El globo enano es uno de los poquísimos peces globo que habitan agua dulce pura, sin una sola gota de sal. Es curioso, listísimo y carga con una personalidad enorme metida en un cuerpo diminuto.
Pero detrás de esa carita simpática hay un cazador exigente y un vecino complicado. Antes de enamorarte de él, conviene saber muy bien en qué te estás metiendo.
- Un globo de agua dulce del tamaño de un chícharo
- Ficha rápida del globo enano
- Una personalidad enorme en un cuerpo mínimo
- Territorial y mordedor: por qué la convivencia cuesta
- El acuario ideal: un nano muy plantado
- Dieta: un cazador que no prueba la escama
- Cómo distinguir macho de hembra y algo sobre su cría
Un globo de agua dulce del tamaño de un chícharo
Su nombre científico es Carinotetraodon travancoricus, un trabalenguas para casi todo el mundo. En las tiendas y foros lo vas a encontrar como globo enano, pea puffer, dwarf puffer o globo chícharo, justo por su tamaño de leyenda.
Pertenece a la familia de los tetraodóntidos, una palabra que significa literalmente «cuatro dientes». Aunque en un pez tan pequeño casi no se aprecian, ahí están: dos dientes arriba y dos abajo, fusionados en una especie de pico duro con el que tritura sus presas.
Lo que lo hace especial es su origen. Viene de la India, del suroeste del país, de las zonas de agua dulce de Kerala y el sur de Karnataka. Vive en ríos de corriente lenta o casi estancada, rodeado de manglares y áreas pantanosas, con poca planta acuática pero mucha materia vegetal en descomposición, troncos, raíces y hojas caídas.

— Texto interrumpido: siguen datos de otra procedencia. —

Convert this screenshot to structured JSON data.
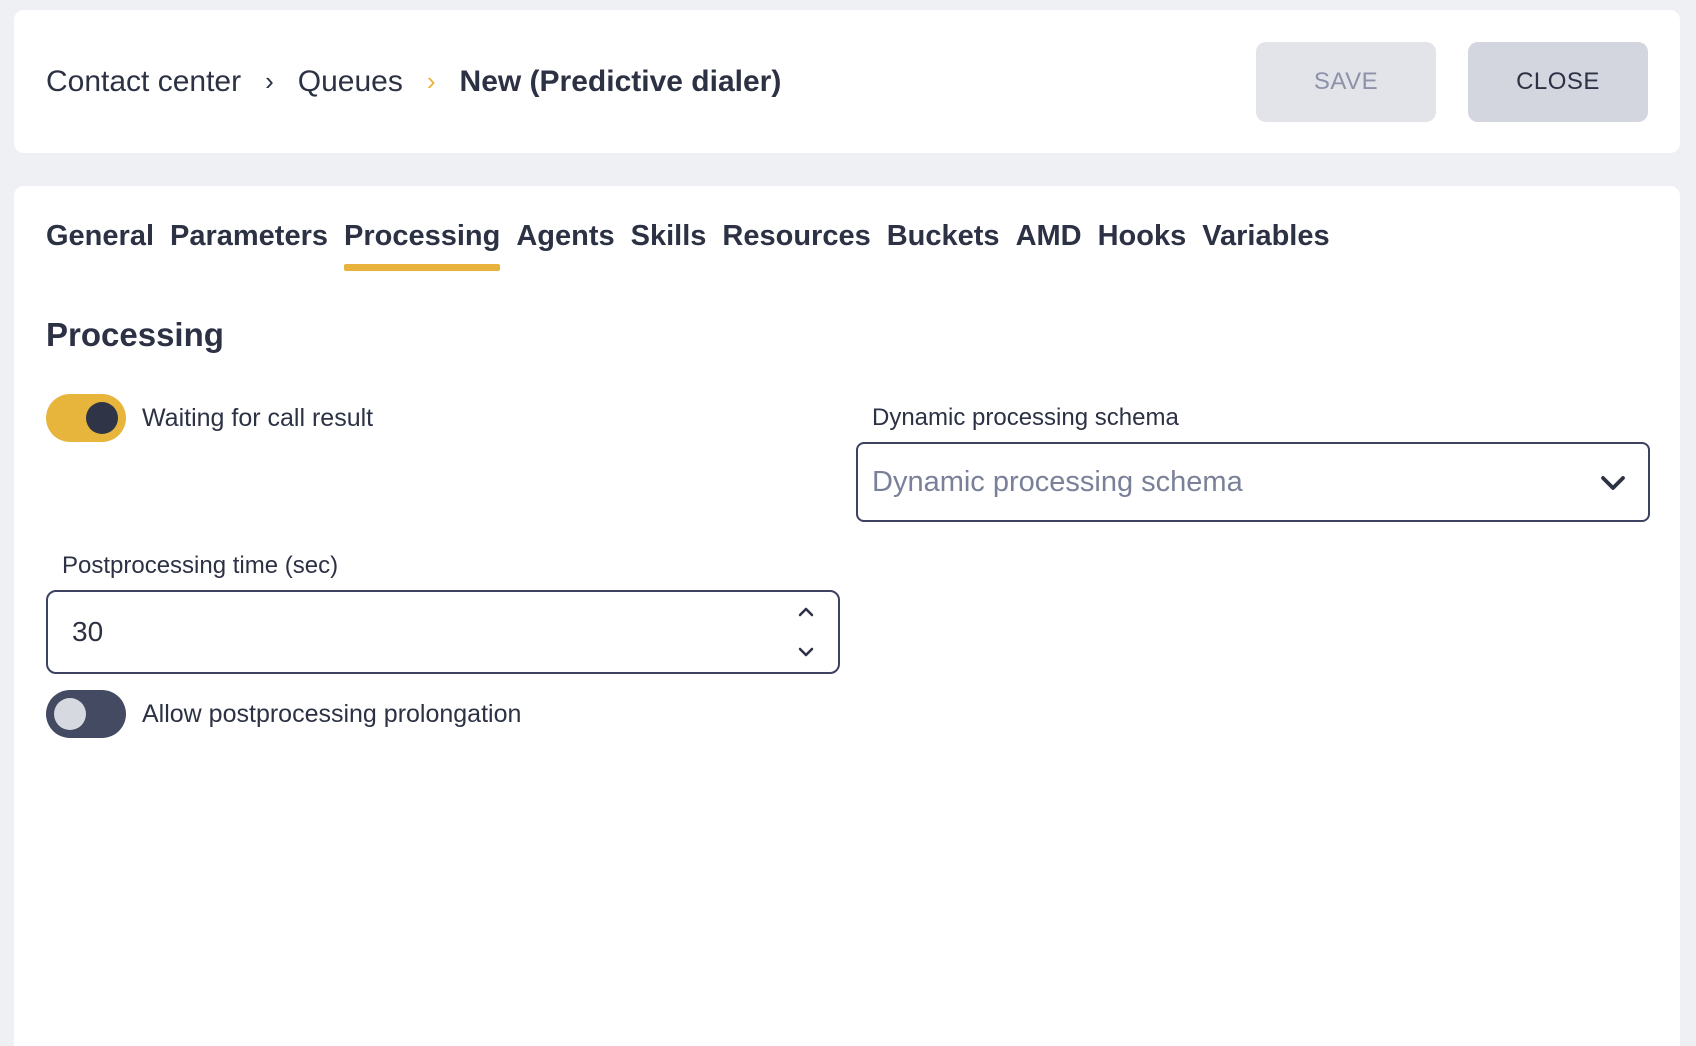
{
  "breadcrumb": {
    "items": [
      "Contact center",
      "Queues",
      "New (Predictive dialer)"
    ]
  },
  "header": {
    "save_label": "SAVE",
    "close_label": "CLOSE"
  },
  "tabs": [
    {
      "label": "General"
    },
    {
      "label": "Parameters"
    },
    {
      "label": "Processing",
      "active": true
    },
    {
      "label": "Agents"
    },
    {
      "label": "Skills"
    },
    {
      "label": "Resources"
    },
    {
      "label": "Buckets"
    },
    {
      "label": "AMD"
    },
    {
      "label": "Hooks"
    },
    {
      "label": "Variables"
    }
  ],
  "section": {
    "title": "Processing"
  },
  "form": {
    "waiting_for_call_result": {
      "label": "Waiting for call result",
      "on": true
    },
    "dynamic_schema": {
      "label": "Dynamic processing schema",
      "placeholder": "Dynamic processing schema"
    },
    "postprocessing_time": {
      "label": "Postprocessing time (sec)",
      "value": "30"
    },
    "allow_prolongation": {
      "label": "Allow postprocessing prolongation",
      "on": false
    }
  },
  "colors": {
    "accent": "#e8b23c",
    "toggle_off": "#434a62",
    "text": "#2c3144"
  },
  "icons": {
    "breadcrumb_separator": "chevron-right-icon",
    "select_arrow": "chevron-down-icon",
    "stepper_up": "chevron-up-icon",
    "stepper_down": "chevron-down-icon"
  }
}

Aquí está el dato que sorprende a casi todos: es un pez globo cien por ciento de agua dulce. La gran mayoría de los peces globo del hobby necesitan agua salobre o marina, así que este rompe la regla y por eso se volvió tan buscado.

Esa fama tiene una cara amarga. En su hábitat natural se considera una especie vulnerable: no está en peligro de extinción, pero tampoco es abundante. La destrucción de su entorno y la captura masiva para acuarios lo han presionado, porque buena parte de los ejemplares que se venden siguen saliendo del medio salvaje y no de criaderos.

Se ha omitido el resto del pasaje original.